The Travel Information Manual Automatic (Timatic) is a database containing documentation requirements for passengers traveling internationally via air, e.g. passport and visa requirements. Timatic is used by airlines and their representatives (check-in agents, managers, etc.), airport staff, and travel agents to determine whether a passenger can be carried, as well as by airlines and travel agents to provide this information to travellers at the time of booking. This is critical for airlines due to the fines levied by immigration authorities every time a passenger is carried who does not have the correct travel documentation, as well as the airline's costs to return the incorrectly-boarded passenger to the original airport from which the passenger departed.

The information contained in Timatic includes:
1. Passport requirements and recommendations
2. Visa requirements and recommendations
3. Health requirements and recommendations
4. Airport tax to be paid by the traveller at either departure or arrival airport
5. Customs regulations relating to import/export of goods and small pets by a passenger
6. Currency regulations relating to import and export by a passenger

Timatic was first established in 1963 and is managed by the Montreal-based International Air Transport Association (IATA).
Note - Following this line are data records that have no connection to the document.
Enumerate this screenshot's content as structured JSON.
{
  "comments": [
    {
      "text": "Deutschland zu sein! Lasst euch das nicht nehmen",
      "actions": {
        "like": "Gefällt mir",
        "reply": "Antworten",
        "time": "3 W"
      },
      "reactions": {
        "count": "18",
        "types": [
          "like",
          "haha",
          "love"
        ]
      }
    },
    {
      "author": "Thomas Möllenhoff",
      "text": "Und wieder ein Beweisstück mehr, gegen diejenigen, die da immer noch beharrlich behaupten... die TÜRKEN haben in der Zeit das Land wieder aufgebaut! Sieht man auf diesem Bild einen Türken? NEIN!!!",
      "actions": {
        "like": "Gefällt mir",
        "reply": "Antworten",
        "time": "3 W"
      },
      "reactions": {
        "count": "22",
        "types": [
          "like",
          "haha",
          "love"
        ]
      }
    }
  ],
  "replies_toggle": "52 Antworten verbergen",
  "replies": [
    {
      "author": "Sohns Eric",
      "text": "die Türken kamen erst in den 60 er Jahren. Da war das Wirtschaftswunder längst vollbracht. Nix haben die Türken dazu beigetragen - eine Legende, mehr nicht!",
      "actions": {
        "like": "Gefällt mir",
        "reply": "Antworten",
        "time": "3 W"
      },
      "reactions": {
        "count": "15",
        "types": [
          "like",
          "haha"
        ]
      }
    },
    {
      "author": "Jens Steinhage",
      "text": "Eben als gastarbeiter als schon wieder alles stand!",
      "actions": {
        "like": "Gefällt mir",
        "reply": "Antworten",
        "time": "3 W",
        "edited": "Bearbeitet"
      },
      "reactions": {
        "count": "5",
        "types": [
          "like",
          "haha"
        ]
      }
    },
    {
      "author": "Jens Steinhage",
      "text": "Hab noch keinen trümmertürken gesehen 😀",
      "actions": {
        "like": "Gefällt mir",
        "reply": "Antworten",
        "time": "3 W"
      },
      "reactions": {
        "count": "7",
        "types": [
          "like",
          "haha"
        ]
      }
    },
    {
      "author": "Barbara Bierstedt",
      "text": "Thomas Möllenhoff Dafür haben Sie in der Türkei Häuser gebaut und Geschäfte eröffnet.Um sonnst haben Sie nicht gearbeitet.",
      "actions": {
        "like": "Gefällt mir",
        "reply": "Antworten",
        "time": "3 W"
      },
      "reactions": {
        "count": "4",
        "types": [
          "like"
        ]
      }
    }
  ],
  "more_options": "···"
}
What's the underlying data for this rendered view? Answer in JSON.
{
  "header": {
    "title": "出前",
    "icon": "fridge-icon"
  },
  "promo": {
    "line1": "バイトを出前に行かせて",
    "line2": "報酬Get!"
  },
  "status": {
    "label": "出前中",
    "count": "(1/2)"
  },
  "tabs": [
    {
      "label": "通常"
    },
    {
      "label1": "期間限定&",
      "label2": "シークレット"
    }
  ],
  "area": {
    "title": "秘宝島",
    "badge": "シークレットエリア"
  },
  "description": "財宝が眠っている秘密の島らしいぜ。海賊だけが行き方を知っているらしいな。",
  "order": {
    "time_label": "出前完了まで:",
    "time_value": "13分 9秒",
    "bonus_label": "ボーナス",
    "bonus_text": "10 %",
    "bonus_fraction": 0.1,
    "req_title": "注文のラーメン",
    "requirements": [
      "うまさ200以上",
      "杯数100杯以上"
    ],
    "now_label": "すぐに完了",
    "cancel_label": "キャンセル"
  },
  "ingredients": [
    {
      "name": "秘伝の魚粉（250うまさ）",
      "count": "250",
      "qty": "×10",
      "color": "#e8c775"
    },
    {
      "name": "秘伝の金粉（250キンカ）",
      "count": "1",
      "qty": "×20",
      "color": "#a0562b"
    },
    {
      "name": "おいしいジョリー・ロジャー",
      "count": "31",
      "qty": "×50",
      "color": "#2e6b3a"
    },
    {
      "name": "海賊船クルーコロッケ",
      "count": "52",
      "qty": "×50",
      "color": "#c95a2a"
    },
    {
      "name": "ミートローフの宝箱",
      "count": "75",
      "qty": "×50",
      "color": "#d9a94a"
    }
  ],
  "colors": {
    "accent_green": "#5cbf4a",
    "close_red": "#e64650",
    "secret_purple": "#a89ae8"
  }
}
Over 500 million travellers have their documentation requirements checked against the Timatic database every year.

It is available in a number of forms, including:
1. Timatic – available via the SITA network
2. TIM – hard-copy book
3. TimaticWeb – web-based
4. Timatic XML
5. IATA Travel Centre, Consumer web portal

IATA has announced the Travel Pass application as an extension of Timatic that can manage COVID-19 test results, proof of vaccination and national entry rules.